The ten commandments of data science
- 3. January 2024
- #datascience
Here are the ten commandments of data science, encapsulating what I’ve learned in my career so far.
(1) Make friends with the users. You will have to understand the problem that the business wants to solve. To model it correctly, you must map out precisely what the assumptions are, what the goal is and how the results will be used. This requires the good grace of domain experts and future users. If they do not understand or want your model, or fear being replaced by it, they will resist it and the project might be doomed from the start—so be a good friend and listen to their concerns.
(2) Ask a lot of questions. Now that you are friendly with the users, you must ask them a lot of questions. Along the way, you might also have to teach them rudimentary data science. Do they need accurate predictions, or an inferential model? How important is model interpretability? Is it even a machine learning problem? It might not be; I’ve solved more real-world problems with bipartite graphs than neural networks. What loss do they want to minimize? It’s often not RMSE. How will the system be deployed, and how often will it run? A good checklist can help keep track of questions and answers.
(3) Make friends with the developers. You might not consider yourself a software developer, but you can learn a lot from them. Version control, clean code principles and testing are basic requirements for anyone working professionally with code. Learning about object orientation, big-oh analysis, data structures and algorithms will certainly be worth your while. Befriend developers and learn from the way they work. Besides, you will likely have to deploy your model, and getting developer help at that stage makes life easier.
(4) Master the basics. Master linear algebra, calculus and probability. Then study algorithms, statistics, optimization and programming. These subjects are taught in universities worldwide for a reason—they form the foundation needed to solve real-world problems. Until you master the basics, ignore hot research papers, podcasts and medium-articles. Instead buy the influential books, read them thoroughly and solve the problems. This will take years of study, but in the end you’ll have a solid foundation from which to learn almost anything, and most real-world problems will succumb to your diverse toolbox of solution techniques.
(5) Keep it simple. If in doubt, always favor simplicity. Reduce complex problems to simple parts, understand those, then build up complexity again as needed. I’ve seen neural networks with thousands of variables used in cases where a linear model with ten variables would’ve been perfectly competitive. Start with simple models and a basic IT architecture for deployment. Use NumPy, SciPy and scikit-learn instead of implementing algorithms. Get a simple model out the door, get feedback and iterate. This creates a tight feedback loop and maximizes the probability that your future efforts are well spent.
(6) Perfect the pipeline. Build a close-to-perfect pipeline before worrying about model details. This forces you to think about the loss function, metrics, cross validation strategy and data preprocessing before you start experimenting with models. This way the models become directly comparable. If you do it the other way around, models might be evaluated on different metrics or different cross validation strategies—rendering the comparison moot.
(7) Be forthright. Be honest with yourself and with others. Decide on the test statistic and significance level before you run the analysis. Never peek at the test set. Within statistics there are countless ways of fooling yourself—and you are the easiest person to fool. Don’t exaggerate results when you present them. Many who lack statistical knowledge will have opinions about what you ought to do, so you must be firm yet humble.
(8) Balance practicality and purity. Research a problem before trying to solve it—almost all problems have been solved before. Your homemade solution will likely be orders of magnitude worse than the established algorithms. Discovering a clever paper can save you months or years of work. This is the argument in favor of research and theoretical purity. On the other hand, trying to perfectly model every imaginable aspect of a real-world problem is infeasible. Using a less-than-perfect solution beats researching some theoretical marvel for years if it never gets off the ground. You will have to find the balance between reading theory and writing code.

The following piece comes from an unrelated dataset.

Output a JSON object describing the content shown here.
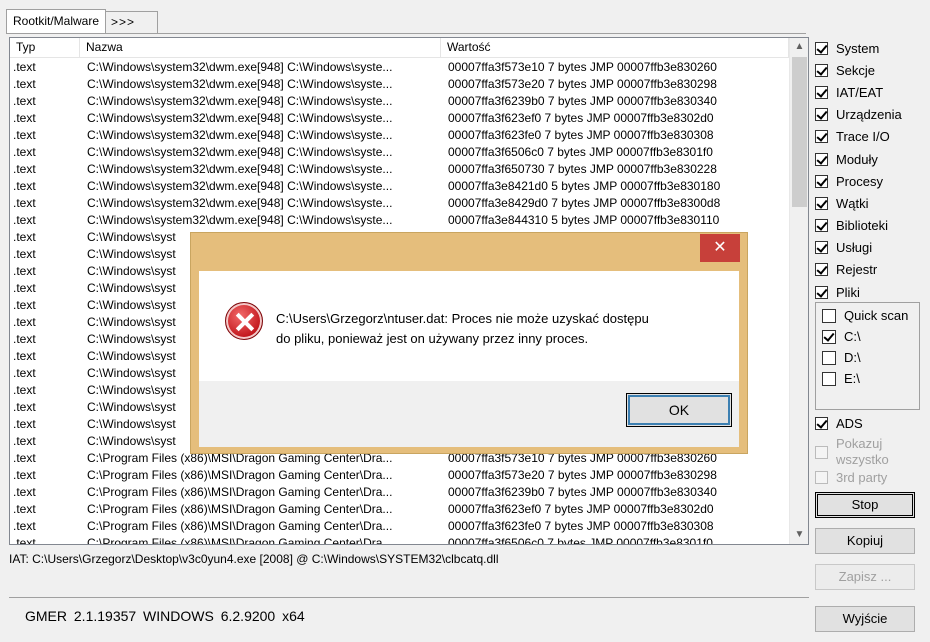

(9) Don’t be blinded by metrics. Machine learning competitions are all about optimizing some metric, such as RMSE, MAE or relative error. In the real world, model performance as measured by the error metric must be expertly balanced against the number of lines of code, the training time of the model, the interpretability of the model, the complexity of deployment, the data preprocessing system, and so forth. Every project will have different considerations, and you must weigh improvement in error metrics against other business considerations.
(10) Stay positive and search for problems. There’s plenty of reasons to be skeptical of how data science is used. Surprisingly many corporate initiatives start with the solution and go looking for a problem. The importance of clean, relevant and accessible data is rarely understood. There’s an argument to be made that recommendation engines do little good and there’s something eerie about predicting social outcomes of individuals. However, for every misapplication of data science there are plenty of sound and interesting problems waiting to be discovered and solved. Almost every business, government agency and institution is trying to synthesize information, understand uncertainty or make better decisions. Judicious use of mathematical models are almost always of help, and there are plenty of low-hanging fruit out there.